Le syndrome de l’expert, ou syndrome de l’aveuglement de l’expert, a été désigné ainsi par des neuroscientifiques et met en relation la perception du monde et l’emmagasinage de connaissances. 

En d’autres termes, les scientifiques ont fait le constat qu’une personne possédant un certain niveau de savoir et de compétences pouvait développer des « biais d’expertise ». Ainsi, ce niveau de connaissances devient la norme aux yeux de l’expert.
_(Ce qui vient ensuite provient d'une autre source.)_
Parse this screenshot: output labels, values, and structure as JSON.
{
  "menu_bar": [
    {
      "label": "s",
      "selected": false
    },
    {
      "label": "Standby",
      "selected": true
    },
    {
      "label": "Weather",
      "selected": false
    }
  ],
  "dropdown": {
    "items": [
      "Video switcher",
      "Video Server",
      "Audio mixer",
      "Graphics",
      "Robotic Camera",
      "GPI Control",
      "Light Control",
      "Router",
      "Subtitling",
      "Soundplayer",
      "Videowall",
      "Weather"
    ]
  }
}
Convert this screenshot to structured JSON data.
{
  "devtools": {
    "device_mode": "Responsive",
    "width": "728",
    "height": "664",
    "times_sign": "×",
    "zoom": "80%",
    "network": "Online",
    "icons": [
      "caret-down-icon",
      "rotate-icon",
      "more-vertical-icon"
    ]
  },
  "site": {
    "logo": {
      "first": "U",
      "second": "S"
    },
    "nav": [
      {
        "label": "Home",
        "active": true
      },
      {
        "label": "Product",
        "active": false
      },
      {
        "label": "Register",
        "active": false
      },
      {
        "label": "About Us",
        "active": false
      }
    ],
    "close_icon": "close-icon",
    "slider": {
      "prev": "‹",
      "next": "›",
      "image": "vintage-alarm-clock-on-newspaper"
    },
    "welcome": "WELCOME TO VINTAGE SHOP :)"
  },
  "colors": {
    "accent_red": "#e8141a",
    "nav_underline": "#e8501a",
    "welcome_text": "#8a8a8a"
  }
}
Il pense alors que le reste du monde partage cette norme avec lui, ce même cadre de référence : ses clients, son audience, ses collaborateurs, ses partenaires potentiels… Il part du principe que tous les autres possèdent le même degré de savoir que lui, et cela pose un problème majeur, notamment au niveau de la communication.

En effet, les neuroscientifiques soulèvent un phénomène : plus la personne gagne en expertise, plus elle perd en limpidité d’explication. Or, si l’on peine à expliquer notre propos, la compréhension entre nous et nos interlocuteurs est rompue. Dans l’entrepreneuriat, il est très handicapant de ne pas être compris de sa cible. Un fossé se creuse alors entre l’expert et son audience, car il ne se soucie plus de rendre son discours accessible à cette dernière.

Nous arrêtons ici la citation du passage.